Joyce McMillan: Ambitious £25m Pitlochry expansion

NEXT weekend – with the traditional piper at the door, the brand-new Scottish musical Whisky Kisses on stage, and the River Tummel racing by in its usual glorious style – Pitlochry Festival Theatre will launch its 64th summer season, since the theatre was founded in a marquee at Kockendarroch back in 1951.
A computer-generated image of how Pitlochry Festival Theatre will lookA computer-generated image of how Pitlochry Festival Theatre will look
A computer-generated image of how Pitlochry Festival Theatre will look

Those who like the theatre-in-the-hills just as it is, though – standing quietly in the gorgeous riverside site it has occupied since the current building was opened in 1981 – should perhaps savour the next couple of Pitlochry seasons as best they can. For this week, the theatre’s board, and its artistic director John Durnin, announced a massive programme of development, which they’re calling Vision 2021. If their fundraising programme is successful, then from 2016, the Pitlochry company will begin to transform itself into a much more ambitious organisation, touring more of its shows around Scotland and beyond, and extending its summer season into the spring as well as the autumn.

And in 2019, the theatre will close for two years, to allow for a huge rebuilding programme designed to create a completely refurbished main auditorium with a full-size fly-tower, a new studio theatre, extended workshop facilities, a much larger foyer with new restaurant and shopping areas, and a new riverside frontage, with entrances direct from the waterside; in a nod to Pitlochry’s history, the 2019 and 2020 seasons will meanwhile take place in a state-of-the-art marquee, elsewhere in town. The projected cost of the scheme is at least £25 million; but Durnin and the board are convinced that if Pitlochry is to keep on growing artistically and creatively, then in the current funding climate, it also has to grow commercially, aiming to increase its audience by 40 per cent over the next eight years, and to boost its income as a tourist “destination”, as well as attracting those who enjoy its traditional offering of six plays in six summer days.

Hide Ad

It’s clear that to launch such an ambitious development scheme in the current economic climate is a huge challenge, and John Durnin could hardly be more frank about the complexity of the issues that may arise as it progresses. Although the company has now been working for over a year with the Dundee-based theatre architects Nicoll Russell, legendary designers of Dundee Rep and the Byre, it will be another year before architectural plans are finalised. Then there will be planning issues around the proposed 50 per cent increase in the size of the building, and around the height of the fly-tower, although there are many creative ideas in play about how to make the tower merge into the glorious Perthshire landscape. And beyond all that lies the chronic uncertainty of fund-raising on such a scale, in a difficult financial climate.

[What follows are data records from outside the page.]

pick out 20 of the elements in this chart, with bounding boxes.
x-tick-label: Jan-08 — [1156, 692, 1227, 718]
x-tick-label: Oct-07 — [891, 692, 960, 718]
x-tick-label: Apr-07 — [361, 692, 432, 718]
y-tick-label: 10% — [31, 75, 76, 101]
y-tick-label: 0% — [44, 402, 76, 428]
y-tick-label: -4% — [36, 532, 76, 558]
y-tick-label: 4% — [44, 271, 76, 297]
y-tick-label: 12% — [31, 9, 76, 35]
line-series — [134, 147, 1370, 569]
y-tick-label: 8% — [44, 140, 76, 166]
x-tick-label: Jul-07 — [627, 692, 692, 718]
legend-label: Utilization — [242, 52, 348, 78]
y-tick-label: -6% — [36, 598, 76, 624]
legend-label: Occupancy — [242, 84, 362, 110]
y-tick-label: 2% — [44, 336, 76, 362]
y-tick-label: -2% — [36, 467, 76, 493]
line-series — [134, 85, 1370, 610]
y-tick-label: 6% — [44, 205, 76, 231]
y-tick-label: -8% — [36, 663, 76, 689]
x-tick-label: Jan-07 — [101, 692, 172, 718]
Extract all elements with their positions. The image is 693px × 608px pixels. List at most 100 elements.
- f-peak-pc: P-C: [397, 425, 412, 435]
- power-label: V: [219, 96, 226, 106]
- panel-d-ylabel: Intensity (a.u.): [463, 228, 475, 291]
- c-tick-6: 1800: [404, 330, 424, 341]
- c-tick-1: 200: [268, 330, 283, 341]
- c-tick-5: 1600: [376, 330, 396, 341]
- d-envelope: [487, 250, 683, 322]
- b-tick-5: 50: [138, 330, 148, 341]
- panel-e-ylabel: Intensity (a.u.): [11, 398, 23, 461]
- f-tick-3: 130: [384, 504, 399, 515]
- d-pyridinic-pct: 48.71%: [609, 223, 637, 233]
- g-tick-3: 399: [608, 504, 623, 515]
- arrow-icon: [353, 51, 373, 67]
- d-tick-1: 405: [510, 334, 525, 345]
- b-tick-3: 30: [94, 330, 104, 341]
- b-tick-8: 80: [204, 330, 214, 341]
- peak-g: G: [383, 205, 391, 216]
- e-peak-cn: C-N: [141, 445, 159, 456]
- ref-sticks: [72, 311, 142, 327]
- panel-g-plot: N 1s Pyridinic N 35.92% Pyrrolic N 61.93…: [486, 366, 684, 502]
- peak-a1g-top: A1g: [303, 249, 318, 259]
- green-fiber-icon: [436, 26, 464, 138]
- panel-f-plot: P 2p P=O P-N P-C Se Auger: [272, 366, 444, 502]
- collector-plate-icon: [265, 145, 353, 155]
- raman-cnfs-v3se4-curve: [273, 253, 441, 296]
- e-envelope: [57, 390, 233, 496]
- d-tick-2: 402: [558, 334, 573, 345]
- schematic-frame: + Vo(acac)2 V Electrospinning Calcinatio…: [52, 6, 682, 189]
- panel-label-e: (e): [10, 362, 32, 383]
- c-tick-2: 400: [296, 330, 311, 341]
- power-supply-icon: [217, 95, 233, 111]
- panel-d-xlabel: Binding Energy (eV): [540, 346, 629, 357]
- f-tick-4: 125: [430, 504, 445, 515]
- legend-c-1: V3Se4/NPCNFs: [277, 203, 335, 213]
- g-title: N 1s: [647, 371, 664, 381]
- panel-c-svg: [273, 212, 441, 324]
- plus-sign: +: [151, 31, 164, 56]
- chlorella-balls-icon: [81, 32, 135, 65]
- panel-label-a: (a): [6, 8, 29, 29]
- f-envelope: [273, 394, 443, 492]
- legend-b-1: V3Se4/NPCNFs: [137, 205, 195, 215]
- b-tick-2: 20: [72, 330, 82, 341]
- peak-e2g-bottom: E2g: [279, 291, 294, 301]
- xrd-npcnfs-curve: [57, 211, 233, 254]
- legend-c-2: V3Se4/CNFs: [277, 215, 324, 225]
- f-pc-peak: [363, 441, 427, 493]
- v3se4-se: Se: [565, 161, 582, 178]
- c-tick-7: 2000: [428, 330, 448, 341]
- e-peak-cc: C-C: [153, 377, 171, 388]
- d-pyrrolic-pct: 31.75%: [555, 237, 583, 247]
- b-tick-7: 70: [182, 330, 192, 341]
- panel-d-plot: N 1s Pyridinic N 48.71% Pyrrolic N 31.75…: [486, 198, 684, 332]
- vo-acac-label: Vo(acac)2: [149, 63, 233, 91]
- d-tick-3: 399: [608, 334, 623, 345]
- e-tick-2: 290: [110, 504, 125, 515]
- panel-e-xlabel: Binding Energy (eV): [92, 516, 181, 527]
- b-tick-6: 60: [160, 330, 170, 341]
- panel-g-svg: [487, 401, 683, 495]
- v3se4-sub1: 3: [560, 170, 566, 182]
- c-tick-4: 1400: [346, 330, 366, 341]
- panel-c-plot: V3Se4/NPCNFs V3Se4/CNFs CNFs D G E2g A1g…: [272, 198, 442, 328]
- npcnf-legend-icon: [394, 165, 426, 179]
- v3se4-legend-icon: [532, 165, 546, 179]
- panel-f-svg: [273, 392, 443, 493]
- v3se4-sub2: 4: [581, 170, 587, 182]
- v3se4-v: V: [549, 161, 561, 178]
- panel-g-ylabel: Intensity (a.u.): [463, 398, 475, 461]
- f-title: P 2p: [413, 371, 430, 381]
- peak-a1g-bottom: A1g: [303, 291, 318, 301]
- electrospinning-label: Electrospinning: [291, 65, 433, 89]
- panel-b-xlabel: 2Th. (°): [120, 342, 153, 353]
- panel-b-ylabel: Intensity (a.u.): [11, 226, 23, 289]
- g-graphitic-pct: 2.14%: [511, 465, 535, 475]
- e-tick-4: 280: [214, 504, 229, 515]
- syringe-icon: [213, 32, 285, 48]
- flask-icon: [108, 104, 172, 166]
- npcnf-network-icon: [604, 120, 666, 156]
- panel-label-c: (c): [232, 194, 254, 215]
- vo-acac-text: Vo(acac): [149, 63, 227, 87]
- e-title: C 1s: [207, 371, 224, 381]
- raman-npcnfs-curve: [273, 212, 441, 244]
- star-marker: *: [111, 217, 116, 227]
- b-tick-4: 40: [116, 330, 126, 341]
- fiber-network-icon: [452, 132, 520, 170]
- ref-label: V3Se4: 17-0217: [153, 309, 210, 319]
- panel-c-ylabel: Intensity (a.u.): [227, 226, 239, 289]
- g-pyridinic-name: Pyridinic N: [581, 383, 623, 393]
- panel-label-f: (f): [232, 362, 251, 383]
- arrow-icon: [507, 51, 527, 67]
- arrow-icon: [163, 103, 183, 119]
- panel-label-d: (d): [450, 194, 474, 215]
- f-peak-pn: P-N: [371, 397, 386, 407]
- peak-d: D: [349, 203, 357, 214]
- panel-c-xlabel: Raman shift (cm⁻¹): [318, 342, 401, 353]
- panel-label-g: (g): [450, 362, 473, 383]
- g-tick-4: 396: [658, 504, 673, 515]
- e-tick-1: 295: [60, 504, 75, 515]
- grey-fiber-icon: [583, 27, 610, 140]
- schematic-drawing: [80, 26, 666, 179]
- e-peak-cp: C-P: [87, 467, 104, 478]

As the artistic director behind the project, though, John Durnin is certain that this kind of major development at Pitlochry makes sense, both practically and creatively. The aim is to transform Pitlochry into Scotland’s premier building-based producing theatre, creating shows at every scale, from main stage to cabaret; to link the company much more closely to the Scottish and international touring infrastructure, both as a receiving theatre and as a touring company in its own right; and to make it Scotland’s key theatrical production centre in areas like costume-making, set-building, and technical training.

Pitlochry Festival Theatre is already one of the biggest employers in the area, and a huge contributor to the local community,” says Durnin, “and we want to keep on growing every aspect of that contribution, both artistic and economic. The more debate and consultation we can have about it, though, the better it will be. Because this is such a huge project that it will only work if we can take everyone with us. We’ve already had several public meetings in the Pitlochry area; and now we want to know everyone’s views, so that we can get this right, and take the theatre forward into a whole new era.”